How to Write a Connecticut Promissory Note
To begin the creation process, it is important to first determine whether the Connecticut promissory note is secured or unsecured. If it is secured, that must be reflected in the title. Otherwise, a legal dispute over the note may mean that the court treats the document as unsecured. Next, include the following information:
- The date of creation. This should be formatted as month, day, and year.
- The full legal name and mailing address of the borrower. The promissory note should also indicate that the named individual is the borrower. For example, Jane P. Doe, Borrower. If the promissory note is secured, include the physical address of the borrower. This could be helpful if the collateral must be retrieved because the borrower defaults on their payments.
- The full legal name and mailing address of the lender. The person or entity should also be denoted as the lender. For example, Susan Jones, Lender or Jones Auto Financing Inc, Lender.
- The principal loan made to the borrower. This is the amount that the lender agreed to provide to the borrower. It is important to ensure that the number listed within the promissory note is accurate and is only the amount loaned. Interest is addressed on its own.
- The amount of interest charged on the loan. Usually, this is listed as either yearly (per annum) or as the APR (annual percentage rate). The highest amount of interest that may be charged in the State of Connecticut is 12%.
- Payment Information. The majority of Connecticut promissory notes are satisfied through installment payments. This is a certain amount of money paid on a weekly, biweekly, or monthly basis for a certain amount of times. Those terms, as well as the amount of the payment, should be defined within the promissory note. If the lender charges a late fee, the amount of the fee should be listed as well as when the late fee will be assessed.
For secured Connecticut promissory notes, identifying information about the collateral should be included. Without this information and a proper title, the court may hold that the promissory note is unsecured.
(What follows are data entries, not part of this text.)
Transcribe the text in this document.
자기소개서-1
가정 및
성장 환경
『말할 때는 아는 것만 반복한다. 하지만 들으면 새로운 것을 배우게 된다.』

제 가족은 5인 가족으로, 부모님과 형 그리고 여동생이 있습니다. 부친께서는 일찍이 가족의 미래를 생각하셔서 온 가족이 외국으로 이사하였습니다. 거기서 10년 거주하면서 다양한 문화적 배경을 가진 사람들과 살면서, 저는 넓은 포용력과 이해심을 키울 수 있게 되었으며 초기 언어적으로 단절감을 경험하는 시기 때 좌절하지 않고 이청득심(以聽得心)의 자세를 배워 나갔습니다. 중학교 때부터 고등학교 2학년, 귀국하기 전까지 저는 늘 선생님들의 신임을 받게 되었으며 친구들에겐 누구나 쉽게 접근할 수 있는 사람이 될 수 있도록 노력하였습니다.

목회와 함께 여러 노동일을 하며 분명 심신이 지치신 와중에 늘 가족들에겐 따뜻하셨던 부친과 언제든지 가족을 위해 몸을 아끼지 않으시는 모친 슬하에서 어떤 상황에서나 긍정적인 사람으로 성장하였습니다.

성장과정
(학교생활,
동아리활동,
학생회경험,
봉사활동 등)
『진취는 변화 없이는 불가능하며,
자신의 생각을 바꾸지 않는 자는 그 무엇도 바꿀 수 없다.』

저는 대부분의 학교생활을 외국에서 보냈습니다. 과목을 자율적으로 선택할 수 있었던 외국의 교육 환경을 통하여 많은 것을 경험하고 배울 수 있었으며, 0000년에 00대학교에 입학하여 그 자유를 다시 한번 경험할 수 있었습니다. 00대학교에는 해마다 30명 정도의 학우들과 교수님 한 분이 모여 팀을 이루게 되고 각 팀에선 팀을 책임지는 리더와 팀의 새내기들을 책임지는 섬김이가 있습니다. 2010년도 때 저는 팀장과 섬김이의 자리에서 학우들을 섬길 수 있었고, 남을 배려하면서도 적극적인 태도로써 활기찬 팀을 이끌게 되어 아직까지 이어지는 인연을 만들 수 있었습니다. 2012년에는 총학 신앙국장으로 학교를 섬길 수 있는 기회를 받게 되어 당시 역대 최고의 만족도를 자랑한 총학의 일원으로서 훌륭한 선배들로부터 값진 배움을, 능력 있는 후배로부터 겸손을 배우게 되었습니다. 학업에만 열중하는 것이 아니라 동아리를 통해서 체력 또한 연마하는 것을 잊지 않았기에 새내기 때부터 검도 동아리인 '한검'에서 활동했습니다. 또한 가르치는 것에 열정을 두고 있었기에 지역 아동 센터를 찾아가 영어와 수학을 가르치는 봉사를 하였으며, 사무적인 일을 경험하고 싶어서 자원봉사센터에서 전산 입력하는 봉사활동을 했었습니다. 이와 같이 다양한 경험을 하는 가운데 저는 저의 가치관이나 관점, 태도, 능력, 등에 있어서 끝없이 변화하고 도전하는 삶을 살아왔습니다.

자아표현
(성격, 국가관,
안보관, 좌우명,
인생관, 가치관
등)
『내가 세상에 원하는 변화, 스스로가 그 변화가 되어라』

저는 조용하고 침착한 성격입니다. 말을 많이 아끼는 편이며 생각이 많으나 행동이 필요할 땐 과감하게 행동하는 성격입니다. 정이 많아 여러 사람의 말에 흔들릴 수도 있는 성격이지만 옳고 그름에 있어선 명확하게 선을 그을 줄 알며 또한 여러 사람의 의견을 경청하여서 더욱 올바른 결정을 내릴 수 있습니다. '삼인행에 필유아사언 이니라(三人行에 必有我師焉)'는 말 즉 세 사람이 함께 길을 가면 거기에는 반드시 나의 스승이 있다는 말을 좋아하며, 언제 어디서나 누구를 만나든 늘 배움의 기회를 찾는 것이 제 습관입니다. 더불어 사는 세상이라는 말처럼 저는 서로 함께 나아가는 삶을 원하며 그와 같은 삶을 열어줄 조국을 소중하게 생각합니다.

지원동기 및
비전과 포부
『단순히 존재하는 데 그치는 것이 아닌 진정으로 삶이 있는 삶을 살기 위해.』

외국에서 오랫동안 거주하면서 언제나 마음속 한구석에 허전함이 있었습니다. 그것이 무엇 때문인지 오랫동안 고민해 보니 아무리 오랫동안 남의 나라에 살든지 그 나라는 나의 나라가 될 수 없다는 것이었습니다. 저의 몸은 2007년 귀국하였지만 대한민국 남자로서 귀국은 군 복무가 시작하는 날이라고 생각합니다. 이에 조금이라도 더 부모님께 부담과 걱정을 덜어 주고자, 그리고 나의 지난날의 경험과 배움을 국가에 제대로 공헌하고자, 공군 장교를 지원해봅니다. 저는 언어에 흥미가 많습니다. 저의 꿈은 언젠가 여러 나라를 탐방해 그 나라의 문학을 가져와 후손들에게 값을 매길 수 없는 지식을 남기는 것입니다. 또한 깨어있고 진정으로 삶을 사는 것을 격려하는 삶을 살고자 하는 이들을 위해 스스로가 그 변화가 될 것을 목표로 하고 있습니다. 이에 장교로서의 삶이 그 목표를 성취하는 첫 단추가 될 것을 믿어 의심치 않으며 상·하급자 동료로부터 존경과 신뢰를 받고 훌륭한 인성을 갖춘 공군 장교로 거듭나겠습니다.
Promissory notes should also include the following clauses:
- Interest Due in the Event of Default. This clause clarifies the interest rate that the borrower will have to pay if they default.
- Payment Allocation. This explains how the payments received will be split between the principal balance and the interest.
- Prepayment. Prepayment means that the borrower wants to pay off the loan earlier. A prepayment clause explains whether the borrower will be penalized in some way for paying off the loan before the end of the finance period.
- Acceleration. Acceleration is the process of the lender demanding that the borrower pays off the remaining balance immediately because they violated the terms of the repayment agreement. This clause explains the lender’s right to do that.
- Attorney Fees and Costs. If a dispute occurs over the promissory note, the clause explains how attorney fees and costs will be addressed. The most common ways include the borrower and lender paying their own costs and fees and the borrower paying the fees and costs assessed by the lender if the lender wins the lawsuit.
- Waiver of Presentments. This clause explains to the borrower that the lender does not have to be physically present for payments to be made.
- Severability. The purpose of the clause is to state that if any part of the promissory note is unenforceable, the rest of the note is still enforceable.
- Conflicting Terms. This clause is used to explain how conflicting terms will be handled. This is generally done through the creation of an amendment. The amendment clarifies the conflicting terms and governs the agreement.
- Notice. This clause explains whether the lender will provide legal notice to the borrower if the lender sues them for default.
- Governing Law. This clause explains which state will govern the agreement.
A promissory note does not need to be witnessed or notarized in Connecticut. It does need to be signed and dated by the borrower and the lender.